1988-1991 : Esprit Turbo « MPFI » utilisant le calculateur injection/allumage cartographique GMP4 de GM Delco, développant 228 chevaux à 6500 trs/mn et 30,2 m.kg de couple à 4000 trs/mn. 252 exemplaires tous en carrosserie Stevens, pratiquement tous vendus aux USA (seuls quelques unités vendues en Grande-Bretagne sous l’appellation « Lotus Esprit S »). Vitesse de pointe 240 km/h et 5,2 secondes au 0 à 100 km/h. 252 exemplaires fabriqués.
1989-1993 : Esprit Turbo SE puis Esprit Turbo Chargecooler. Ajout d’une échangeur de température air-eau pour l’air d’admission. 264 cv DIN à 6500 trs/mn (285 CV en mode overboost temporaire) et 36,0 m.kg de couple à 3900 trs/mn. L’Esprit entre dans le monde des supercars ! Vitesse de pointe 262 km/h et 5,0 secondes au 0 à 100 km/h. 1608 exemplaires fabriqués.

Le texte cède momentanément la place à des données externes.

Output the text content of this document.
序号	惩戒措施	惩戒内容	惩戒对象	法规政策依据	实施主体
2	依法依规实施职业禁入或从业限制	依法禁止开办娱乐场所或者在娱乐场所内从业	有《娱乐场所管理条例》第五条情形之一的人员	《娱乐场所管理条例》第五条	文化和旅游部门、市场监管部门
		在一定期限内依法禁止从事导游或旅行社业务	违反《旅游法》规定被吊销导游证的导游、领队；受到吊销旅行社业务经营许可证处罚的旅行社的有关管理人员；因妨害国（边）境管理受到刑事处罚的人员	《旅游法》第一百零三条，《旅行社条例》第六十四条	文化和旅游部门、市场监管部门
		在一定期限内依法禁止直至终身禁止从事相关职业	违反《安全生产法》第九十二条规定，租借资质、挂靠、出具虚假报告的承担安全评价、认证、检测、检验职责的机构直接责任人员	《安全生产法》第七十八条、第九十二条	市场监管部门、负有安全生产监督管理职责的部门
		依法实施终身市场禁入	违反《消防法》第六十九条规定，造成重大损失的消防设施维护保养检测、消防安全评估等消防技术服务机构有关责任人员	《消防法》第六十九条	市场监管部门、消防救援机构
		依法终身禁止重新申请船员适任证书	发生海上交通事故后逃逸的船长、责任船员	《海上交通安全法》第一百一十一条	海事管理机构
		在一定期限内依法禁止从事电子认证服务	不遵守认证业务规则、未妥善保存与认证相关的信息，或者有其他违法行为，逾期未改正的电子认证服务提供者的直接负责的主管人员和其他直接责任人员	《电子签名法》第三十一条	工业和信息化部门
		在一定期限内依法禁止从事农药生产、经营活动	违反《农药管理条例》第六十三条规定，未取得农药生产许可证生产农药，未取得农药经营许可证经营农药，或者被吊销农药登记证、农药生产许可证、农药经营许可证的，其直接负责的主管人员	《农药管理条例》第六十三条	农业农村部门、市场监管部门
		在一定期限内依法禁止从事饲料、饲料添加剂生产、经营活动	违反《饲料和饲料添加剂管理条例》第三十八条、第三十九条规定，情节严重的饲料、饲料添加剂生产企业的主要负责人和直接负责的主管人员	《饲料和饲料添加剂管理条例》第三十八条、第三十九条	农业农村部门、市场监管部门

1992-1995 : Esprit S4 : Retouches de carrosserie par Russell Carr, jantes plus grandes et nouvelle fonderie moteur plus résistante. 264 cv DIN à 6500 trs/mn (285 CV en mode overboost temporaire) et 36,0 m.kg de couple à 3900 trs/mn. Vitesse de pointe 263 km/h et 5,2 secondes au 0 à 100 km/h. 316 exemplaires fabriqués.
1993-1996 : Esprit Sport 300 : Modèle d’homologation pour la voiture ayant participé aux 24 Heures du Mans 1993 et 1994. Beaucoup de modifications augmentant la performance (châssis, moteur, suspensions, freins, carrosserie…). 306 cv DIN à 6400 trs/mn et 39,7 m.kg de couple à 4400 trs/mn. Vitesse de pointe 261 km/h et 4,8 secondes au 0 à 100 km/h. 64 exemplaires fabriqués.
1994-1996 : Esprit S4s : Beaucoup d’évolutions de la Sport 300 avec le confort de la S4. 285 cv DIN à 6400 trs/mn (305 CV en mode overboost temporaire) et 40,2 m.kg de couple à 4100 trs/mn. Vitesse de pointe 261 km/h et 5,1 secondes au 0 à 100 km/h. 361 exemplaires fabriqués.
1995-1998 : Esprit GT3 : Moteur 2,0L, allégée, intérieur « course ». 240 cv DIN à 6250 trs/mn (262 CV en mode overboost temporaire) et 30,0 m.kg de couple à 3750 trs/mn. Vitesse de pointe 256 km/h et 5,3 secondes au 0 à 100 km/h. 196 exemplaires fabriqués.
1991-1992 : Esprit x180R Type 105 et 106 : La Lotus Esprit Turbo SE est engagée dans les championnats GT Américains « SCCA World Challenge » et « IMSA Supercars » aux cours des année 1991 à 1995. La Lotus Type 105 correspond aux version purement compétition de cette voiture, dont 5 exemplaires environ ont été produits. La Lotus Type 106 est une version routière très proche de la version de course mais homologué pour la route qui a été vendue aux USA à 22 exemplaires en 1992 pour célébrer la victoire du pilote Doc Bundy en SCCA World Challenge en 1991.
1995-2004 : Lotus Esprit V8
La Lotus Esprit termine sa carrière en étant enfin équipé du moteur qu’elle attendait depuis sa présentation, en l’occurrence un V8 de 3,5 Litres gavés par deux turbos, développant 350 cv à 6500 trs/mn et 41 m.kg ) 4250 trs/mn. Ce moteur n’a rien à voir avec le type 909 évalué à ses débuts. Sa puissance, somme toute, modeste s’explique par la limitation en couple absorbable par sa boîte d’origine Renault, la même qui équipait les versions à 4 cylindres.
Les performances restent exceptionnelles, avec 280 km/h en pointe, et 4,2 secondes pour exécuter le 0 à 100 km/h.
L’Esprit V8 se pare progressivement des équipements les plus évolués, dont un freinage très performant. A noter la version Sport 350 de 1999, spectaculaire dans ses équipements mais dotée du même moteur que la version normale. La Lotus Esprit V8 sera fabriquée à 1571 exemplaires
La dernière Lotus Esprit quitte l’usine de Hethel en 2004 après 29 ans de carrière et un total de 10 611 exemplaires vendus (hors voitures de compétition).